Freundliches, rassistisches Frankfurt (Oder) ?

RegattaJ7.jpg
Antirassistische AktivistInnen organisierten wiederholt eine alternative Veranstaltung zum Frankfurter Stadtfest: die Antirassistische Regatta

Mit dem diesjährigen Hansestadtfest „Bunter Hering“ wollte Frankfurt (Oder) wieder mal Flagge zeigen. Mehr aber auch nicht. Deshalb wurde das selbstgefällige Fest von ca. 50 AntirassistInnen aus Deutschland, Polen, Frankreich und der Schweiz sowohl zu Lande als auch zu Wasser in dem Ruderboot „Oury Jalloh“ gestört. Die DemonstrantInnen wollten damit auf die tödlichen Folgen der bundesdeutschen Flüchtlingspolitik hinweisen. Seit 1993 starben 162 von insgesamt 412 Flüchtlingen auf dem Wege in die Bundesrepublik Deutschland oder an dessen Grenzen, davon allein 121 an den deutschen Ost-Grenzen.

Seit Jahren konzentriert sich das Engagement eines großteils der hiesigen KommunalpolitikerInnen nicht auf eine inhaltliche Auseinadersetzung mit steigender Ausländerfeindlichkeit, rechtsextremistischen Übergriffen auf polnische StudentInnen oder die rassistische Sonderbehandlung von MigrantInnen. Der Focus der Politik gilt vielmehr dem aufpolieren des Images einer „no go area“.

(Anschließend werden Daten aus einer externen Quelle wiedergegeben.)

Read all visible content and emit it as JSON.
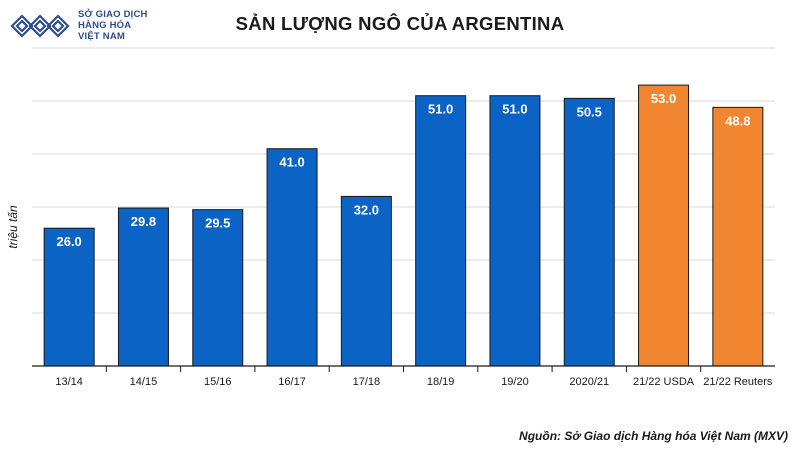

Die Heuchlerei der politischen Verantwortlichen wird besonders in ihrer Werbekampagne „Freundliches Frankfurt“ sichtbar. Auf den dazugehörigen Aufklebern wird ein lachendes schwarzes und weißes Kind abgebildet. Dies soll ein ausländer-freundliches Stadtbild vermitteln. Wohl auch deshalb findet man/frau solche Aufkleber auf Einsatzfahrzeugen der Bundespolizei, die gleich für deren Abschiebung zuständig sind. In Frankfurts freundlicher Straßenbahn kleben die freundlichen Aufkleber sogar gleich neben der Telefonnummer der BGS-Hotline. Unter dieser Nummer können freundliche Frankfurter ausländisch aussehende Personen, von den vermutet werden kann, sie halten sich illegal im Grenzgebiet auf denunziert werden.

RegattaA4.jpg
Die Boote positionieren sich auf der "Startlinie" am Winterhafen. Sie werden gefolgt von dem Dreier "Oury Jalloh".

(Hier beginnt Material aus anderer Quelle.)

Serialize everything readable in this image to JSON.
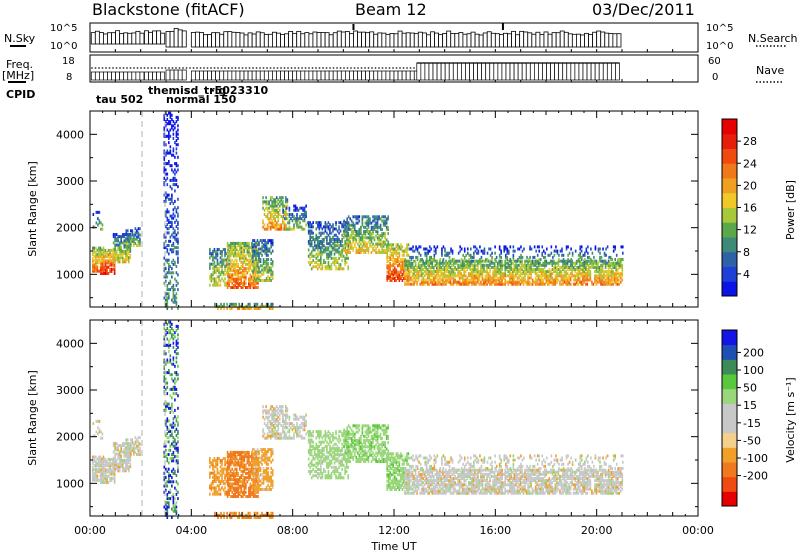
{
  "header": {
    "station": "Blackstone (fitACF)",
    "beam": "Beam 12",
    "date": "03/Dec/2011"
  },
  "side_labels": {
    "nsky": "N.Sky",
    "freq_line1": "Freq.",
    "freq_line2": "[MHz]",
    "cpid": "CPID",
    "nsearch": "N.Search",
    "nave": "Nave"
  },
  "noise_panel": {
    "left_ticks": [
      "10^5",
      "10^0"
    ],
    "right_ticks": [
      "10^5",
      "10^0"
    ]
  },
  "freq_panel": {
    "left_ticks": [
      "18",
      "8"
    ],
    "right_ticks": [
      "60",
      "0"
    ]
  },
  "cpid_labels": [
    {
      "text": "tau 502",
      "t": 0.25,
      "row": 1
    },
    {
      "text": "themis",
      "t": 3.0,
      "row": 0
    },
    {
      "text": "sd_trig",
      "t": 3.65,
      "row": 0
    },
    {
      "text": "-5023310",
      "t": 4.1,
      "row": 0
    },
    {
      "text": "normal 150",
      "t": 3.0,
      "row": 1
    }
  ],
  "colors": {
    "bar_fill": "#ffffff",
    "bar_edge": "#000000",
    "dashed_line": "#b0b0b0",
    "power_scale": [
      "#0a14e6",
      "#1f3fd9",
      "#2e61a8",
      "#3d8a78",
      "#5aa84a",
      "#a8c83c",
      "#f0c828",
      "#f0a020",
      "#f07818",
      "#f04a10",
      "#e61e0a",
      "#e60000"
    ],
    "velocity_scale": [
      "#e60000",
      "#f04a10",
      "#f0781e",
      "#f0a028",
      "#f5d08c",
      "#c8c8c8",
      "#c8c8c8",
      "#9ad67a",
      "#5ac83c",
      "#3c8c5a",
      "#1e50b4",
      "#1414e6"
    ]
  },
  "chart_data": [
    {
      "type": "heatmap",
      "name": "power",
      "xlabel": "",
      "ylabel": "Slant Range [km]",
      "xlim": [
        0,
        24
      ],
      "ylim": [
        300,
        4500
      ],
      "yticks": [
        1000,
        2000,
        3000,
        4000
      ],
      "colorbar": {
        "label": "Power [dB]",
        "ticks": [
          4,
          8,
          12,
          16,
          20,
          24,
          28
        ],
        "range": [
          0,
          32
        ]
      }
    },
    {
      "type": "heatmap",
      "name": "velocity",
      "xlabel": "Time UT",
      "ylabel": "Slant Range [km]",
      "xlim": [
        0,
        24
      ],
      "ylim": [
        300,
        4500
      ],
      "yticks": [
        1000,
        2000,
        3000,
        4000
      ],
      "xticks": [
        "00:00",
        "04:00",
        "08:00",
        "12:00",
        "16:00",
        "20:00",
        "00:00"
      ],
      "colorbar": {
        "label": "Velocity [m s⁻¹]",
        "ticks": [
          -200,
          -100,
          -50,
          -15,
          15,
          50,
          100,
          200
        ]
      }
    }
  ],
  "scatter_regions": [
    {
      "t0": 0.08,
      "t1": 0.55,
      "r0": 1100,
      "r1": 1600,
      "pw": 18,
      "v": 0,
      "d": 0.75
    },
    {
      "t0": 0.4,
      "t1": 1.0,
      "r0": 1050,
      "r1": 1550,
      "pw": 22,
      "v": 0,
      "d": 0.8
    },
    {
      "t0": 0.9,
      "t1": 1.6,
      "r0": 1300,
      "r1": 1900,
      "pw": 12,
      "v": 0,
      "d": 0.7
    },
    {
      "t0": 1.4,
      "t1": 1.95,
      "r0": 1650,
      "r1": 2050,
      "pw": 8,
      "v": 0,
      "d": 0.55
    },
    {
      "t0": 0.1,
      "t1": 0.5,
      "r0": 2000,
      "r1": 2400,
      "pw": 6,
      "v": 0,
      "d": 0.2
    },
    {
      "t0": 2.9,
      "t1": 3.5,
      "r0": 300,
      "r1": 4500,
      "pw": 4,
      "v": 150,
      "d": 0.35
    },
    {
      "t0": 4.7,
      "t1": 5.5,
      "r0": 800,
      "r1": 1600,
      "pw": 12,
      "v": -40,
      "d": 0.55
    },
    {
      "t0": 5.4,
      "t1": 6.6,
      "r0": 750,
      "r1": 1700,
      "pw": 18,
      "v": -60,
      "d": 0.7
    },
    {
      "t0": 6.4,
      "t1": 7.2,
      "r0": 900,
      "r1": 1800,
      "pw": 10,
      "v": -30,
      "d": 0.55
    },
    {
      "t0": 6.8,
      "t1": 7.8,
      "r0": 2000,
      "r1": 2700,
      "pw": 16,
      "v": 0,
      "d": 0.55
    },
    {
      "t0": 7.6,
      "t1": 8.6,
      "r0": 2000,
      "r1": 2500,
      "pw": 8,
      "v": 0,
      "d": 0.35
    },
    {
      "t0": 8.6,
      "t1": 10.2,
      "r0": 1150,
      "r1": 2150,
      "pw": 10,
      "v": 30,
      "d": 0.5
    },
    {
      "t0": 10.0,
      "t1": 11.8,
      "r0": 1500,
      "r1": 2300,
      "pw": 12,
      "v": 40,
      "d": 0.6
    },
    {
      "t0": 11.7,
      "t1": 12.6,
      "r0": 900,
      "r1": 1700,
      "pw": 20,
      "v": 35,
      "d": 0.65
    },
    {
      "t0": 12.4,
      "t1": 21.0,
      "r0": 820,
      "r1": 1350,
      "pw": 16,
      "v": 0,
      "d": 0.75
    },
    {
      "t0": 12.6,
      "t1": 21.0,
      "r0": 1350,
      "r1": 1650,
      "pw": 6,
      "v": 0,
      "d": 0.25
    },
    {
      "t0": 4.9,
      "t1": 7.2,
      "r0": 300,
      "r1": 400,
      "pw": 14,
      "v": -50,
      "d": 0.6
    }
  ]
}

Zusammen mit der in diesem Jahr 500 Jahre werdenden Alma Mater Viadrina sollte auch "eine neue Seite in den Geschichtsbüchern der Stadt Frankfurt(Oder) und seiner Universität“ eingerichtet werden. Die Präsidentin der Europa-Universität Viadrina Gesine Schwan versucht doch seit einigen Jahre durch Kommerzialisierungs- und Elitekonzepte aus der einst von StudentInnen aus Mittel- und Osteuropa geprägten Viadrina eine Eliteuniversität zu machen. Die StudentInnen aus dem Osten bleiben dadurch zwar aus, da durch Abschaffung der Stipendien sozial benachteiligte kaum in der Lage sind sich einen Aufenthalt in der Oderstadt zu finanzieren. Dies hält die Präsidentin nicht davon ab die Viadrina in ein elitäres Oxford des Ostens umwandeln zu wollen. Dazu gehört es auch an dekadente Traditionen anzuknüpfen, wie das legendäre Ruderduell Oxford-Cambridge.

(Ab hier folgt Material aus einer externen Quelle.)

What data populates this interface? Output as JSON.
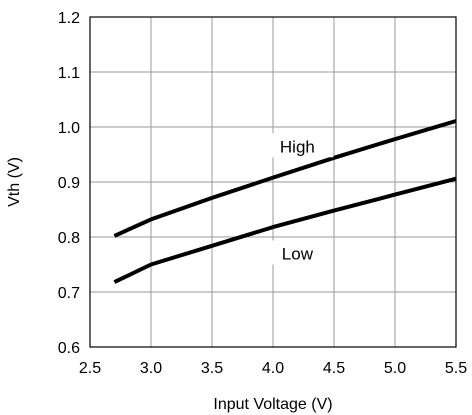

„Deutschland und Polen spielen eine besondere Rolle bei der Bekämpfung der transnationalen Migration nach Europa. Mit seiner neuen EU-Außengrenze markiert Polen einen entscheidenden Knotenpunkt der europäischen Migrationskontrolle. Europäische Lager, Internierungs- und Haftzentren bilden ein unerlässliches Element, um Menschen aus Osteuropa, Afrika und Asien gewaltsam und effektiv aus der Festung Europa herauszuhalten. Ein selbstgerechtes Fest wie der „Bunte Hering“ perpetuiert diesen Zustand und unterstützt die Fortsetzung der Apartheid-Grenzen-Logik. Während die Viadrina zusammen mit der Stadt Frankfurt den Grenzfluss Oder als Grund zum feiern betrachtet und eine Regatta veranstaltet, versuchen täglich Menschen diese Grenze unter Einsatz ihres Lebens zu überwinden.“ sagte Michał ein polnischer Teilnehmer der Aktion.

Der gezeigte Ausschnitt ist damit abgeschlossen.